I do not know how many people she must have called for me, how many recommendation letters she must have written for me. I do not know all that she did behind the scenes. But I know I was greatly blessed by all of this.
You see, I wasn’t different to her. I wasn’t a minority to her. I wasn’t a Latino boy that went to her class. I was her student. Just like every other one. And I felt it and knew it. It made a huge difference.
One day, I recall being late for something, riding my bicycle, and hearing from her that I needed to go home and get ready for a mock interview. So I did. I turned around, rode as fast as I could back to the apartment, put on my suit, and rode right back to Colden Hall.

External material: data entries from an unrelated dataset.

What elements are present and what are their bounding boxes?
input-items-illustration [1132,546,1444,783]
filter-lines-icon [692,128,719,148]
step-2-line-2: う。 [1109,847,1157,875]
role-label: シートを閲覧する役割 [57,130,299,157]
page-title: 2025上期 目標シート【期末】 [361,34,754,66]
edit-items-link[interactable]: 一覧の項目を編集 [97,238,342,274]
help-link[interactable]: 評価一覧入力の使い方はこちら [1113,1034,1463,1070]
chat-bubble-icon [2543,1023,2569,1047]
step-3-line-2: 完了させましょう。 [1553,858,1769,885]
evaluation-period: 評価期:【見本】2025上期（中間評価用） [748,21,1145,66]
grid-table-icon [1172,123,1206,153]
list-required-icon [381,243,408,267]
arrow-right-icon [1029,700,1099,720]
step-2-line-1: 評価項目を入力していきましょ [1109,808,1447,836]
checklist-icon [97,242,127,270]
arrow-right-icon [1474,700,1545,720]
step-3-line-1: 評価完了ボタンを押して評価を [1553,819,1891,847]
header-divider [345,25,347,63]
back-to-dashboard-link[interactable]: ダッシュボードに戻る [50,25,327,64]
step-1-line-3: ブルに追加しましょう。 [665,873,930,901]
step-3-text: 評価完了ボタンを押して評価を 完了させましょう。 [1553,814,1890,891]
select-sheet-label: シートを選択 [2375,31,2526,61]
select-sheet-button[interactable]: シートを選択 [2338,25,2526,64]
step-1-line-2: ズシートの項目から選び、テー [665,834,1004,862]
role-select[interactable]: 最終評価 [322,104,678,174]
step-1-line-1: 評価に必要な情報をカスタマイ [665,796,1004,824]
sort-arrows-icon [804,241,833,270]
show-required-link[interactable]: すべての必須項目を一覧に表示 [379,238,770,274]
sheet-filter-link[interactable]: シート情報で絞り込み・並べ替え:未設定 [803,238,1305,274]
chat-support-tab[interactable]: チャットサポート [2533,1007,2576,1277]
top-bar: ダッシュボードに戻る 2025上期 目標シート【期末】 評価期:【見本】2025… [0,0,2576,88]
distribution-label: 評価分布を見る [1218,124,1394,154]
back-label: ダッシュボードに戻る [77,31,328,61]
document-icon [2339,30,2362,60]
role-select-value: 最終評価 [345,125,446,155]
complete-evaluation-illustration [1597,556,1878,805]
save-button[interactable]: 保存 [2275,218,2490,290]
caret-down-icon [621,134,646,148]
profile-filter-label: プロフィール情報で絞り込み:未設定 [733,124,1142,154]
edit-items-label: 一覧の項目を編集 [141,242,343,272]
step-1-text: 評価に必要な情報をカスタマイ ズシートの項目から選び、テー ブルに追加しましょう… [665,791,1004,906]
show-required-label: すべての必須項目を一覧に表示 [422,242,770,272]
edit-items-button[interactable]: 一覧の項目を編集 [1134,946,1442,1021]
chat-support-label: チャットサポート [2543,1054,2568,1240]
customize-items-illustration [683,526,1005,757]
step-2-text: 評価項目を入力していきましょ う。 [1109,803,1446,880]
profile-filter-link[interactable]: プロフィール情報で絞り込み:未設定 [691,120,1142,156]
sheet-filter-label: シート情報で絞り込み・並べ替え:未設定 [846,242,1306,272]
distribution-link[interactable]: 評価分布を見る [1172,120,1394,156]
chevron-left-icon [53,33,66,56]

There I had an appointment that would change my life. The man she introduced me to was doing his job, pretending to interview me, like he was supposed to do. But something changed during the interview. Something I had done. Something I was studying. Something I knew. And I knew something changed in that moment, and sixteen years later, I am a principal technical consultant at the company where this man is a vice president of software development now. I have traveled the world and had the privilege of working with men and women of so many backgrounds and countries and languages. I have had the privilege of working with some of the world’s greatest banks and retailers.
She never stopped encouraging me to press forward. She never stopped encouraging me to study and overcome the odds. Even when I failed that database systems final because I had to record some music tracks for a friend (and some much needed cash) the night before.
She helped me help others as well, long after my days in the classroom.
I am thankful for her. I am honored to have had the privilege of studying under her. But most importantly, I have always enjoyed and delighted in seeing what it is like to do something about the evils of our day. And that is an encouragement to me to make the world a better place, every day, from my corner of the world.
May we not waste our lives merely talking instead of rolling up our sleeves and defeating the challenges of our day.